50 ans [MENTAL] – Vos 12+1 fausses excuses pour ne pas méditer.

La méditation est une pratique absolument bénéfique et très agréable à pratiquer. Lorsque l’habitude est bien installée cette activité fait alors partie de votre journée et vous n’avez aucun effort à fournir pour vous y mettre. Cela provient bien sûr de la force des habitudes.

Mais au moment de commencer la pratique de la méditation, il faut faire l’effort de s’y mettre. Peut-être avez-vous déjà essayé, et avez-vous abandonné assez rapidement, faute de résultats immédiats. La société actuelle nous a habitués à l’immédiateté des réponses lorsque l’on a une envie ou une demande, mais il faut quelques jours et quelques séances de pratique pour commencer à sentir que la méditation est une pratique fabuleuse.
Vous avez peut-être arrêté à cause d’une fausse excuse comme il en existe dans de nombreuses activités. Fausses excuses pour ne pas faire de sport, ne pas se former dans un domaine, ne pas prendre une décision importante, etc.

LES FAUSSES EXCUSES

Alors voici une série de prétextes, de fausses excuses (peut-être les vôtres) pour ne pas méditer. Vous allez voir qu’il est bien dommage de se laisser bloquer par cela.
Donc mettez-vous en situation et comprenez bien que ce ne sont que des prétextes.

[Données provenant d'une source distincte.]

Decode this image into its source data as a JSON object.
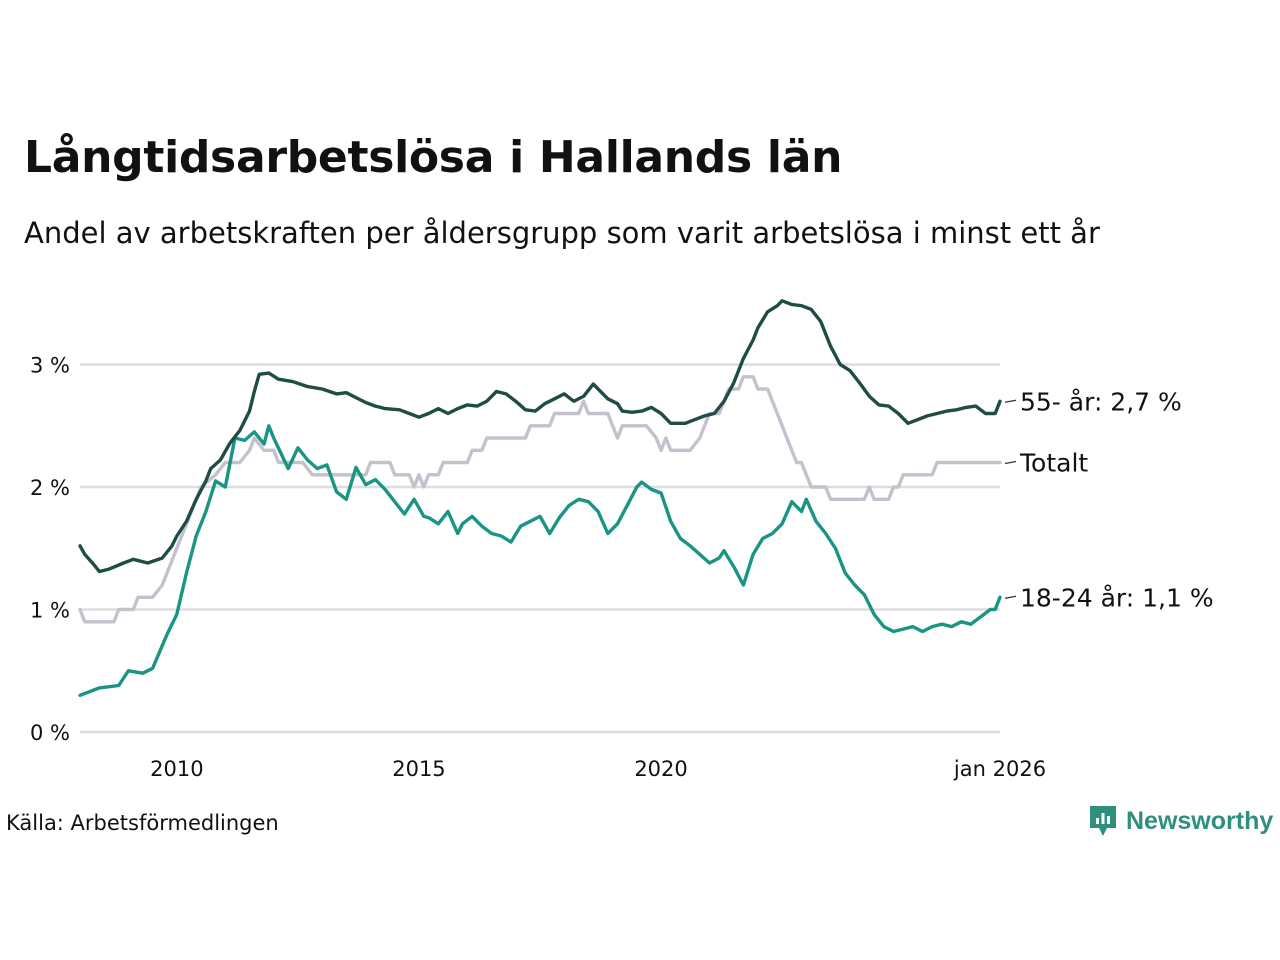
{
  "header": {
    "title": "Långtidsarbetslösa i Hallands län",
    "subtitle": "Andel av arbetskraften per åldersgrupp som varit arbetslösa i minst ett år"
  },
  "footer": {
    "source": "Källa: Arbetsförmedlingen",
    "brand": "Newsworthy"
  },
  "colors": {
    "series_55": "#1f4d45",
    "series_total": "#c4c1cd",
    "series_18_24": "#1a9483",
    "grid": "#dddddd",
    "brand": "#2f8f7f"
  },
  "chart_data": {
    "type": "line",
    "title": "Långtidsarbetslösa i Hallands län",
    "subtitle": "Andel av arbetskraften per åldersgrupp som varit arbetslösa i minst ett år",
    "xlabel": "",
    "ylabel": "",
    "x_range": [
      2008.0,
      2026.0
    ],
    "ylim": [
      0,
      3.6
    ],
    "y_ticks": [
      0,
      1,
      2,
      3
    ],
    "y_tick_labels": [
      "0 %",
      "1 %",
      "2 %",
      "3 %"
    ],
    "x_ticks": [
      2010,
      2015,
      2020,
      2026.0
    ],
    "x_tick_labels": [
      "2010",
      "2015",
      "2020",
      "jan 2026"
    ],
    "grid": true,
    "series": [
      {
        "name": "55- år",
        "end_label": "55- år: 2,7 %",
        "color_key": "series_55",
        "points": [
          [
            2008.0,
            1.52
          ],
          [
            2008.1,
            1.45
          ],
          [
            2008.3,
            1.36
          ],
          [
            2008.4,
            1.31
          ],
          [
            2008.6,
            1.33
          ],
          [
            2008.9,
            1.38
          ],
          [
            2009.1,
            1.41
          ],
          [
            2009.4,
            1.38
          ],
          [
            2009.7,
            1.42
          ],
          [
            2009.9,
            1.52
          ],
          [
            2010.0,
            1.6
          ],
          [
            2010.2,
            1.72
          ],
          [
            2010.4,
            1.9
          ],
          [
            2010.6,
            2.05
          ],
          [
            2010.7,
            2.15
          ],
          [
            2010.9,
            2.22
          ],
          [
            2011.1,
            2.36
          ],
          [
            2011.3,
            2.46
          ],
          [
            2011.5,
            2.62
          ],
          [
            2011.6,
            2.78
          ],
          [
            2011.7,
            2.92
          ],
          [
            2011.9,
            2.93
          ],
          [
            2012.1,
            2.88
          ],
          [
            2012.4,
            2.86
          ],
          [
            2012.7,
            2.82
          ],
          [
            2013.0,
            2.8
          ],
          [
            2013.3,
            2.76
          ],
          [
            2013.5,
            2.77
          ],
          [
            2013.7,
            2.73
          ],
          [
            2013.9,
            2.69
          ],
          [
            2014.1,
            2.66
          ],
          [
            2014.3,
            2.64
          ],
          [
            2014.6,
            2.63
          ],
          [
            2014.8,
            2.6
          ],
          [
            2015.0,
            2.57
          ],
          [
            2015.2,
            2.6
          ],
          [
            2015.4,
            2.64
          ],
          [
            2015.6,
            2.6
          ],
          [
            2015.8,
            2.64
          ],
          [
            2016.0,
            2.67
          ],
          [
            2016.2,
            2.66
          ],
          [
            2016.4,
            2.7
          ],
          [
            2016.6,
            2.78
          ],
          [
            2016.8,
            2.76
          ],
          [
            2017.0,
            2.7
          ],
          [
            2017.2,
            2.63
          ],
          [
            2017.4,
            2.62
          ],
          [
            2017.6,
            2.68
          ],
          [
            2017.8,
            2.72
          ],
          [
            2018.0,
            2.76
          ],
          [
            2018.2,
            2.7
          ],
          [
            2018.4,
            2.74
          ],
          [
            2018.6,
            2.84
          ],
          [
            2018.7,
            2.8
          ],
          [
            2018.9,
            2.72
          ],
          [
            2019.1,
            2.68
          ],
          [
            2019.2,
            2.62
          ],
          [
            2019.4,
            2.61
          ],
          [
            2019.6,
            2.62
          ],
          [
            2019.8,
            2.65
          ],
          [
            2020.0,
            2.6
          ],
          [
            2020.2,
            2.52
          ],
          [
            2020.5,
            2.52
          ],
          [
            2020.7,
            2.55
          ],
          [
            2020.9,
            2.58
          ],
          [
            2021.1,
            2.6
          ],
          [
            2021.3,
            2.7
          ],
          [
            2021.5,
            2.85
          ],
          [
            2021.7,
            3.05
          ],
          [
            2021.9,
            3.2
          ],
          [
            2022.0,
            3.3
          ],
          [
            2022.2,
            3.43
          ],
          [
            2022.4,
            3.48
          ],
          [
            2022.5,
            3.52
          ],
          [
            2022.7,
            3.49
          ],
          [
            2022.9,
            3.48
          ],
          [
            2023.1,
            3.45
          ],
          [
            2023.3,
            3.35
          ],
          [
            2023.5,
            3.15
          ],
          [
            2023.7,
            3.0
          ],
          [
            2023.9,
            2.95
          ],
          [
            2024.1,
            2.85
          ],
          [
            2024.3,
            2.74
          ],
          [
            2024.5,
            2.67
          ],
          [
            2024.7,
            2.66
          ],
          [
            2024.9,
            2.6
          ],
          [
            2025.1,
            2.52
          ],
          [
            2025.3,
            2.55
          ],
          [
            2025.5,
            2.58
          ],
          [
            2025.7,
            2.6
          ],
          [
            2025.9,
            2.62
          ],
          [
            2026.1,
            2.63
          ],
          [
            2026.3,
            2.65
          ],
          [
            2026.5,
            2.66
          ],
          [
            2026.7,
            2.6
          ],
          [
            2026.9,
            2.6
          ],
          [
            2027.0,
            2.7
          ]
        ]
      },
      {
        "name": "Totalt",
        "end_label": "Totalt",
        "color_key": "series_total",
        "points": [
          [
            2008.0,
            1.0
          ],
          [
            2008.1,
            0.9
          ],
          [
            2008.7,
            0.9
          ],
          [
            2008.8,
            1.0
          ],
          [
            2009.1,
            1.0
          ],
          [
            2009.2,
            1.1
          ],
          [
            2009.5,
            1.1
          ],
          [
            2009.7,
            1.2
          ],
          [
            2009.9,
            1.4
          ],
          [
            2010.1,
            1.6
          ],
          [
            2010.3,
            1.8
          ],
          [
            2010.5,
            2.0
          ],
          [
            2010.8,
            2.1
          ],
          [
            2011.0,
            2.2
          ],
          [
            2011.3,
            2.2
          ],
          [
            2011.5,
            2.3
          ],
          [
            2011.6,
            2.4
          ],
          [
            2011.8,
            2.3
          ],
          [
            2012.0,
            2.3
          ],
          [
            2012.1,
            2.2
          ],
          [
            2012.6,
            2.2
          ],
          [
            2012.8,
            2.1
          ],
          [
            2013.9,
            2.1
          ],
          [
            2014.0,
            2.2
          ],
          [
            2014.4,
            2.2
          ],
          [
            2014.5,
            2.1
          ],
          [
            2014.8,
            2.1
          ],
          [
            2014.9,
            2.0
          ],
          [
            2015.0,
            2.1
          ],
          [
            2015.1,
            2.0
          ],
          [
            2015.2,
            2.1
          ],
          [
            2015.4,
            2.1
          ],
          [
            2015.5,
            2.2
          ],
          [
            2016.0,
            2.2
          ],
          [
            2016.1,
            2.3
          ],
          [
            2016.3,
            2.3
          ],
          [
            2016.4,
            2.4
          ],
          [
            2017.2,
            2.4
          ],
          [
            2017.3,
            2.5
          ],
          [
            2017.7,
            2.5
          ],
          [
            2017.8,
            2.6
          ],
          [
            2018.3,
            2.6
          ],
          [
            2018.4,
            2.7
          ],
          [
            2018.5,
            2.6
          ],
          [
            2018.9,
            2.6
          ],
          [
            2019.0,
            2.5
          ],
          [
            2019.1,
            2.4
          ],
          [
            2019.2,
            2.5
          ],
          [
            2019.7,
            2.5
          ],
          [
            2019.9,
            2.4
          ],
          [
            2020.0,
            2.3
          ],
          [
            2020.1,
            2.4
          ],
          [
            2020.2,
            2.3
          ],
          [
            2020.6,
            2.3
          ],
          [
            2020.8,
            2.4
          ],
          [
            2020.9,
            2.5
          ],
          [
            2021.0,
            2.6
          ],
          [
            2021.2,
            2.6
          ],
          [
            2021.3,
            2.7
          ],
          [
            2021.4,
            2.8
          ],
          [
            2021.6,
            2.8
          ],
          [
            2021.7,
            2.9
          ],
          [
            2021.9,
            2.9
          ],
          [
            2022.0,
            2.8
          ],
          [
            2022.2,
            2.8
          ],
          [
            2022.3,
            2.7
          ],
          [
            2022.4,
            2.6
          ],
          [
            2022.5,
            2.5
          ],
          [
            2022.6,
            2.4
          ],
          [
            2022.7,
            2.3
          ],
          [
            2022.8,
            2.2
          ],
          [
            2022.9,
            2.2
          ],
          [
            2023.0,
            2.1
          ],
          [
            2023.1,
            2.0
          ],
          [
            2023.4,
            2.0
          ],
          [
            2023.5,
            1.9
          ],
          [
            2024.2,
            1.9
          ],
          [
            2024.3,
            2.0
          ],
          [
            2024.4,
            1.9
          ],
          [
            2024.7,
            1.9
          ],
          [
            2024.8,
            2.0
          ],
          [
            2024.9,
            2.0
          ],
          [
            2025.0,
            2.1
          ],
          [
            2025.6,
            2.1
          ],
          [
            2025.7,
            2.2
          ],
          [
            2026.0,
            2.2
          ],
          [
            2026.5,
            2.2
          ],
          [
            2027.0,
            2.2
          ]
        ]
      },
      {
        "name": "18-24 år",
        "end_label": "18-24 år: 1,1 %",
        "color_key": "series_18_24",
        "points": [
          [
            2008.0,
            0.3
          ],
          [
            2008.4,
            0.36
          ],
          [
            2008.8,
            0.38
          ],
          [
            2009.0,
            0.5
          ],
          [
            2009.3,
            0.48
          ],
          [
            2009.5,
            0.52
          ],
          [
            2009.8,
            0.8
          ],
          [
            2010.0,
            0.96
          ],
          [
            2010.2,
            1.3
          ],
          [
            2010.4,
            1.6
          ],
          [
            2010.6,
            1.8
          ],
          [
            2010.8,
            2.05
          ],
          [
            2011.0,
            2.0
          ],
          [
            2011.2,
            2.4
          ],
          [
            2011.4,
            2.38
          ],
          [
            2011.6,
            2.45
          ],
          [
            2011.8,
            2.35
          ],
          [
            2011.9,
            2.5
          ],
          [
            2012.0,
            2.4
          ],
          [
            2012.3,
            2.15
          ],
          [
            2012.5,
            2.32
          ],
          [
            2012.7,
            2.22
          ],
          [
            2012.9,
            2.15
          ],
          [
            2013.1,
            2.18
          ],
          [
            2013.3,
            1.96
          ],
          [
            2013.5,
            1.9
          ],
          [
            2013.7,
            2.16
          ],
          [
            2013.9,
            2.02
          ],
          [
            2014.1,
            2.06
          ],
          [
            2014.3,
            1.98
          ],
          [
            2014.5,
            1.88
          ],
          [
            2014.7,
            1.78
          ],
          [
            2014.9,
            1.9
          ],
          [
            2015.1,
            1.76
          ],
          [
            2015.2,
            1.75
          ],
          [
            2015.4,
            1.7
          ],
          [
            2015.6,
            1.8
          ],
          [
            2015.8,
            1.62
          ],
          [
            2015.9,
            1.7
          ],
          [
            2016.1,
            1.76
          ],
          [
            2016.3,
            1.68
          ],
          [
            2016.5,
            1.62
          ],
          [
            2016.7,
            1.6
          ],
          [
            2016.9,
            1.55
          ],
          [
            2017.1,
            1.68
          ],
          [
            2017.3,
            1.72
          ],
          [
            2017.5,
            1.76
          ],
          [
            2017.7,
            1.62
          ],
          [
            2017.9,
            1.75
          ],
          [
            2018.1,
            1.85
          ],
          [
            2018.3,
            1.9
          ],
          [
            2018.5,
            1.88
          ],
          [
            2018.7,
            1.8
          ],
          [
            2018.9,
            1.62
          ],
          [
            2019.1,
            1.7
          ],
          [
            2019.3,
            1.85
          ],
          [
            2019.5,
            2.0
          ],
          [
            2019.6,
            2.04
          ],
          [
            2019.8,
            1.98
          ],
          [
            2020.0,
            1.95
          ],
          [
            2020.2,
            1.72
          ],
          [
            2020.4,
            1.58
          ],
          [
            2020.6,
            1.52
          ],
          [
            2020.8,
            1.45
          ],
          [
            2021.0,
            1.38
          ],
          [
            2021.2,
            1.42
          ],
          [
            2021.3,
            1.48
          ],
          [
            2021.5,
            1.35
          ],
          [
            2021.7,
            1.2
          ],
          [
            2021.9,
            1.45
          ],
          [
            2022.1,
            1.58
          ],
          [
            2022.3,
            1.62
          ],
          [
            2022.5,
            1.7
          ],
          [
            2022.7,
            1.88
          ],
          [
            2022.9,
            1.8
          ],
          [
            2023.0,
            1.9
          ],
          [
            2023.2,
            1.72
          ],
          [
            2023.4,
            1.62
          ],
          [
            2023.6,
            1.5
          ],
          [
            2023.8,
            1.3
          ],
          [
            2024.0,
            1.2
          ],
          [
            2024.2,
            1.12
          ],
          [
            2024.4,
            0.96
          ],
          [
            2024.6,
            0.86
          ],
          [
            2024.8,
            0.82
          ],
          [
            2025.0,
            0.84
          ],
          [
            2025.2,
            0.86
          ],
          [
            2025.4,
            0.82
          ],
          [
            2025.6,
            0.86
          ],
          [
            2025.8,
            0.88
          ],
          [
            2026.0,
            0.86
          ],
          [
            2026.2,
            0.9
          ],
          [
            2026.4,
            0.88
          ],
          [
            2026.6,
            0.94
          ],
          [
            2026.8,
            1.0
          ],
          [
            2026.9,
            1.0
          ],
          [
            2027.0,
            1.1
          ]
        ]
      }
    ]
  }
}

1) « Je ne médite pas parce que … c’est compliqué ».

NON, ce n’est pas compliqué. Lorsque vous lisez un livre sur la méditation, on vous parle de respiration, de concentration et de relaxation. Vous pouvez même trouver des détails sur le relâchement de chaque partie de votre corps, ou sur la sensation de lourdeur, ou encore sur la sophronisation. Plein de détails qui vous apporte beaucoup d’informations intéressantes. Mais ne vous prenez pas la tête maintenant, vous verrez ces détails au fur et à mesure de votre pratique. Commencez c’est tout, et surtout laissez faire, c’est comme cela que ça fonctionne et qu’il faut débuter.
Donc NON, ce n’est pas compliqué.

2) « Je ne médite pas parce que … il faut une compétence pour cela ».

Nous venons de parler de l’impression “c’est compliqué” que l’on peut ressentir en raison des détails qui peuvent apparaître à la lecture de livres spécialisés. Ces détails enrichissent la pratique au fil des séances, mais il n’est pas nécessaire de suivre une formation ni d’acquérir une compétence. N’achetez pas une formation sur la méditation, avant même d’avoir réussi par vous-même à obtenir de bons résultats ; c’est à dire réussir à pratiquer quelques minutes, avec régularité, et d’avoir ressenti des sensations de bien-être. Vous arriverez sans problème, tout seul, à obtenir au moins ce résultat, sans aucune formation particulière.
Vous avez déjà une compétence d’une grande valeur, c’est votre expérience de vie de quinqua. Cette compétence a beaucoup de valeur et elle va vous permettre de réussir grâce à tout ce que vous connaissez déjà. Vous n’avez rien besoin de plus.
Donc NON, il ne faut pas de compétence particulière.

3) « Je ne médite pas parce que … c’est adopter une nouvelle religion ».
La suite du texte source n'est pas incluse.